Australian experts have developed a new survival toolkit that will allow millions of heat-tolerant corals to be planted on the Great Barrier Reef and coral reefs worldwide.
Scientists and engineers from the Reef Restoration and Adaptation Program are celebrating a series of breakthrough technologies to help reefs endure the escalating climate crisis.
Pivotal developments include semi-automated and robotic methods that dramatically increase the number of corals that can be bred in aquaculture.
Tens of millions of new corals can now be produced, all year round, rather than just a few thousand.
Engineers have also developed new seeding devices to release coral babies en masse, to help the reef recover from climate change impacts including marine heatwaves that can kill coral.
Laboratory work has also helped accelerate heat tolerance in several coral species.
And new modelling techniques have been developed to help reef experts know where interventions will have the biggest impact.
The Reef Restoration and Adaptation Program is the world's largest research and development program focused on protecting an entire ecosystem from climate change.
It's funded by the federal government's Reef Trust and the Great Barrier Reef Foundation, and partners the CSIRO, the Australian Institute of Marine Science and various Australian universities.
The program's executive director Cedric Robillot says climate change impacts are unfolding at speed on coral reefs around the world, and restoration efforts have not been able to keep up.
But the new breakthroughs dramatically change the scale at which reef restoration can be undertaken.
"They are designed to be applied at scales of thousands of square kilometres – completely transcending current notions of coral reef repair, which are mostly done by hand on a few square metres of reef," Dr Robillot says.
He says the toolkit is the work of 350 experts, including biologists, data scientists, engineers, geographers, mathematicians and traditional owners.
"And it's working – we've made more advances in coral reef restoration science in the past three years than we have in the past three decades."
July was the world's hottest month on record, and record ocean temperatures have already sparked catastrophic bleaching on coral reefs in the Florida Keys and the Caribbean.

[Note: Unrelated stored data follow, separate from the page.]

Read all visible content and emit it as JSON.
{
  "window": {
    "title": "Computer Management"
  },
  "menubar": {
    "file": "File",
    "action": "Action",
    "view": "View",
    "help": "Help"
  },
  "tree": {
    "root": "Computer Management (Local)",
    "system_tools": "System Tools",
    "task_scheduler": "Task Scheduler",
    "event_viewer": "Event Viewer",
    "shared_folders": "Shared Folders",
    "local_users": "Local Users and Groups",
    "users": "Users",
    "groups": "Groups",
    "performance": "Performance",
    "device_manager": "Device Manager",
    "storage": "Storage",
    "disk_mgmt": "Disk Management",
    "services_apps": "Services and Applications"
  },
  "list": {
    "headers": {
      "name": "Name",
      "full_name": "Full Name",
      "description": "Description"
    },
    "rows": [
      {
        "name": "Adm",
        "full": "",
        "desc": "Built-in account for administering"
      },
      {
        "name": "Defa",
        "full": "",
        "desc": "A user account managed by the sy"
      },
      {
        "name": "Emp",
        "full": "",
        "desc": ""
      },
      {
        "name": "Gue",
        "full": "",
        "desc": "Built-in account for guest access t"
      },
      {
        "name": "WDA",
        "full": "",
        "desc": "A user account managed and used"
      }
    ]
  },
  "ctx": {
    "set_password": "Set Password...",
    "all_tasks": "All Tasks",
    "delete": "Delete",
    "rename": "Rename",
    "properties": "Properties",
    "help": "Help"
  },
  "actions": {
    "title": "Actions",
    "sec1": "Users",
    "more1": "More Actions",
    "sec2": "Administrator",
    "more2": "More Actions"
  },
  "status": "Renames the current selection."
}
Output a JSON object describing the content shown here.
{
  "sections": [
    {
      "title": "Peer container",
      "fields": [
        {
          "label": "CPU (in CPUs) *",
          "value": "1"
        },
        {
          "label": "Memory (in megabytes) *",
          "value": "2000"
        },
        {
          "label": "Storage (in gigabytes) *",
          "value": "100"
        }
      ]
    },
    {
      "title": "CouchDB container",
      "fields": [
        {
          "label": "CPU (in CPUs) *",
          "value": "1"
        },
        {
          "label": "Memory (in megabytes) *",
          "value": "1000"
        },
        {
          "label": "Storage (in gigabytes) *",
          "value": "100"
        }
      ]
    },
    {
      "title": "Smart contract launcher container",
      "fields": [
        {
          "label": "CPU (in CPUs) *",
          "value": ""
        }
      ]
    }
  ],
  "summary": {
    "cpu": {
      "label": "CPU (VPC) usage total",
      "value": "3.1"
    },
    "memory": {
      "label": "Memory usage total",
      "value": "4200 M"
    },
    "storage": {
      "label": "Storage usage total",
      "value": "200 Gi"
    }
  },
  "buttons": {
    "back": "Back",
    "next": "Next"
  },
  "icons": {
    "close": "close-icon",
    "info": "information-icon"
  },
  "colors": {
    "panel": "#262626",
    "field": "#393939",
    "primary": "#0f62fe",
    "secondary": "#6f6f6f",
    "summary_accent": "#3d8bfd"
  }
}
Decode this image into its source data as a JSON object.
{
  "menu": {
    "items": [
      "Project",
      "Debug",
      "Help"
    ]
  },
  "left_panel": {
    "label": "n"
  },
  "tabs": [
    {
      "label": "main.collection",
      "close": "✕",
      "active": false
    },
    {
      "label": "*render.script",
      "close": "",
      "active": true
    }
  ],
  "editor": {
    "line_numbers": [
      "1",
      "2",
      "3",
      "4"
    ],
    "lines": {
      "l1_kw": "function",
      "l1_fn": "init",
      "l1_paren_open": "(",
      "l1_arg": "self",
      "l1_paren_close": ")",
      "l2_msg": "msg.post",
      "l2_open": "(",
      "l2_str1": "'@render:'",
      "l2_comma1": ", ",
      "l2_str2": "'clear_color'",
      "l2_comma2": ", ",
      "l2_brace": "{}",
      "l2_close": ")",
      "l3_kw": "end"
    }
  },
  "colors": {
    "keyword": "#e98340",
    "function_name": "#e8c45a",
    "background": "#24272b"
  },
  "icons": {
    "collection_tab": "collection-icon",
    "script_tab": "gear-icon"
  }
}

There are fears the Great Barrier Reef could be in for more bleaching this summer, with a return to typically hotter and drier El Nino conditions.
Great Barrier Reef Foundation Managing Director Anna Marsden says the recent heat records underscore what the science has long been saying.
"Coral reefs are on the frontline of climate change and global emissions reduction remains the most important action we can take to secure their future," she says.
"However, warming ocean temperatures are locked in, meaning emissions reductions alone are no longer enough to safeguard coral reefs for the next generation.
"We must pioneer a toolbox of solutions to help protect the reefs we have left, restore lost reefs and help corals adapt to warming ocean temperatures."